By The National Review

Judge Brett Kavanaugh, President Donald Trump’s new nominee for the Supreme Court, is a whip-smart legal conservative. As a judge in the highest-profile appeals court in the nation, he has shown an exemplary dedication to the rule of law. He has defended the separation of powers against threats coming from multiple directions. He has repeatedly cautioned his colleagues on the bench not to attempt to play a legislative role. He has also insisted on enforcing constitutional structures of accountability on government agencies. He has vindicated the right to free speech (against certain campaign-finance regulations), to bear arms (against the D.C. government’s attempts to implement sweeping bans), and to religious liberty (against a version of the Obama administration’s “contraceptive mandate”). And he has followed Supreme Court precedents even when gently suggesting they should be rethought.

His decisions have also been influential, with the Supreme Court repeatedly adopting his analysis and in one case running several block quotes from his opinion. Some conservatives have faulted the reasoning of a few of his opinions, but usually have not disagreed with the decisions he reached. His ruling on a challenge to Obamacare’s individual mandate is an exception to this rule — some conservatives do fault his decision — but even it has an asterisk. He would have dismissed the case on the ground that the courts did not yet have jurisdiction over it, in keeping with views he has long advocated. He did not bless the idea that the federal government could order people to buy a product, as the four most liberal members of the Supreme Court later would have done. Nor did he rewrite the text of Obamacare to uphold it, as Chief Justice John Roberts did.

It would be utterly implausible, indeed laughable, for Senate Democrats to try to portray Kavanaugh as unqualified. They will instead try to present him as a right-wing monster.
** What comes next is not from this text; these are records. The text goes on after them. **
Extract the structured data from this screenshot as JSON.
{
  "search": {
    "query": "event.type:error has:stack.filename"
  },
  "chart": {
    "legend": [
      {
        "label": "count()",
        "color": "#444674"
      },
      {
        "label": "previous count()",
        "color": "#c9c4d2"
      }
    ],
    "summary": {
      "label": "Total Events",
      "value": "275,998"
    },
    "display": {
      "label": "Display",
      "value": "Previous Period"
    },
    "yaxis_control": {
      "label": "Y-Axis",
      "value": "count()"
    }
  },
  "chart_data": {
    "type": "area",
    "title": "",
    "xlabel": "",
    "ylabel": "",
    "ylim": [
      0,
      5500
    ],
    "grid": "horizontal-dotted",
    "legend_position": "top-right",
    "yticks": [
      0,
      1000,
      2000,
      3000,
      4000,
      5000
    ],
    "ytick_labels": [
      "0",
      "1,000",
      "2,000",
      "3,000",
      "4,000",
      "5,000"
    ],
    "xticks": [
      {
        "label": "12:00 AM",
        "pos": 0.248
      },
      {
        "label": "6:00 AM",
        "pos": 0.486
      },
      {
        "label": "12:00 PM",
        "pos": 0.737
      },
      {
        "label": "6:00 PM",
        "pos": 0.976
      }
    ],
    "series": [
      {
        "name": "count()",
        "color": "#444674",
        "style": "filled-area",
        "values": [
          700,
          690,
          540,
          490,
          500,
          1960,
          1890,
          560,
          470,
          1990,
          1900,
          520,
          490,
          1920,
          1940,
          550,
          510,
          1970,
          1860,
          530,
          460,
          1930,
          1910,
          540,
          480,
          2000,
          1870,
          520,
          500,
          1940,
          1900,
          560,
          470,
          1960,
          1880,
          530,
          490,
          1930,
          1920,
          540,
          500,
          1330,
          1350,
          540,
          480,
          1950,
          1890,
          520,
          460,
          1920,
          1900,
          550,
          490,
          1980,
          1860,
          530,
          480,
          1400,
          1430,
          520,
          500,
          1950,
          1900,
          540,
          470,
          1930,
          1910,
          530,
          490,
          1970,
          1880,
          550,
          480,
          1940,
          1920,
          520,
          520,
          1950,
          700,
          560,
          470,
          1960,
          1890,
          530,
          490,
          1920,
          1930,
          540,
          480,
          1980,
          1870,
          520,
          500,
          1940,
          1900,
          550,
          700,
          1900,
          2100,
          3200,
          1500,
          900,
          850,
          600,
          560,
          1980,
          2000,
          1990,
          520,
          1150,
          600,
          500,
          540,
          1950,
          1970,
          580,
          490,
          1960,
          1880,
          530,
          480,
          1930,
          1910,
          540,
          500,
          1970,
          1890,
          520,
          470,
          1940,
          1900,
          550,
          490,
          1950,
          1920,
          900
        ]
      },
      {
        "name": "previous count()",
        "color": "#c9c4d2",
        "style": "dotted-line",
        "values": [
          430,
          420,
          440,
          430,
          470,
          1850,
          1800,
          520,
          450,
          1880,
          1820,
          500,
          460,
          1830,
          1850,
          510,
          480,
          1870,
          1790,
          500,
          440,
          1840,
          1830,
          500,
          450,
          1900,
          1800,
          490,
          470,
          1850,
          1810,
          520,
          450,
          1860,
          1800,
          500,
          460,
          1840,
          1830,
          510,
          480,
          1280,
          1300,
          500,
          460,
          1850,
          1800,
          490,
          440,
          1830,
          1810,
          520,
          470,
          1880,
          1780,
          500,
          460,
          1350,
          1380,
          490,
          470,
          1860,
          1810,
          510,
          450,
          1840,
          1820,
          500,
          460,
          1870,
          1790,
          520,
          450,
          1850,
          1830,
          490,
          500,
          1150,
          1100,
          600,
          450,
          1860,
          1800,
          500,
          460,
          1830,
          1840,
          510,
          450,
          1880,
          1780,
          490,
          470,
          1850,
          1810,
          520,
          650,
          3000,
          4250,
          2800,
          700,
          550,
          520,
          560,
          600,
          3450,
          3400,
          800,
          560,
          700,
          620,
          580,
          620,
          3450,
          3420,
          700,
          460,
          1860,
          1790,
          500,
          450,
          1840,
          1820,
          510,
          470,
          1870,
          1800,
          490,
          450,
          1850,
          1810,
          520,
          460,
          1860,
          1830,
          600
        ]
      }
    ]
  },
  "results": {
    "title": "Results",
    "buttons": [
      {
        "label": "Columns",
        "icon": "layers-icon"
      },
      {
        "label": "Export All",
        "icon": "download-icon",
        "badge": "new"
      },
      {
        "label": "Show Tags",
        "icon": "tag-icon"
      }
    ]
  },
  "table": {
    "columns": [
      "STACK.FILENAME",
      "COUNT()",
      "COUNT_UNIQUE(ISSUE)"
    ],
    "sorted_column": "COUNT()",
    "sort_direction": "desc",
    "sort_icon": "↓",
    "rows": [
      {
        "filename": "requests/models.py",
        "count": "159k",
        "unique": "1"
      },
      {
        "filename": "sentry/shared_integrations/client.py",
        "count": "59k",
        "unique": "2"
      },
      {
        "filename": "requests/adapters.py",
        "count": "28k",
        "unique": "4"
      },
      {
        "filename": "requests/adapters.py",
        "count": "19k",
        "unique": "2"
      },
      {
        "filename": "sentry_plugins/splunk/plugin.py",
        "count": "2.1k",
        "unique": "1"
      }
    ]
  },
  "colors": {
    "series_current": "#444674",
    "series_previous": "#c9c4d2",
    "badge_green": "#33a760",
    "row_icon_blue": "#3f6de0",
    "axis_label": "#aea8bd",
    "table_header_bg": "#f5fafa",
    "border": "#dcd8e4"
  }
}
They will try to make him pledge to keep the Supreme Court rather than legislatures in charge of abortion policy, even though the Constitution requires no such thing; then they will condemn him for refusing to take the pledge. They will portray his concern for the structural limits on government power as a blanket hostility to government, which it is not. And they will cherry-pick decisions in which he ruled against a sympathetic cause or litigant, as is sometimes a judge’s duty.

They will call him every name in the book. But before too long, they will, as they should, be calling him “Justice.”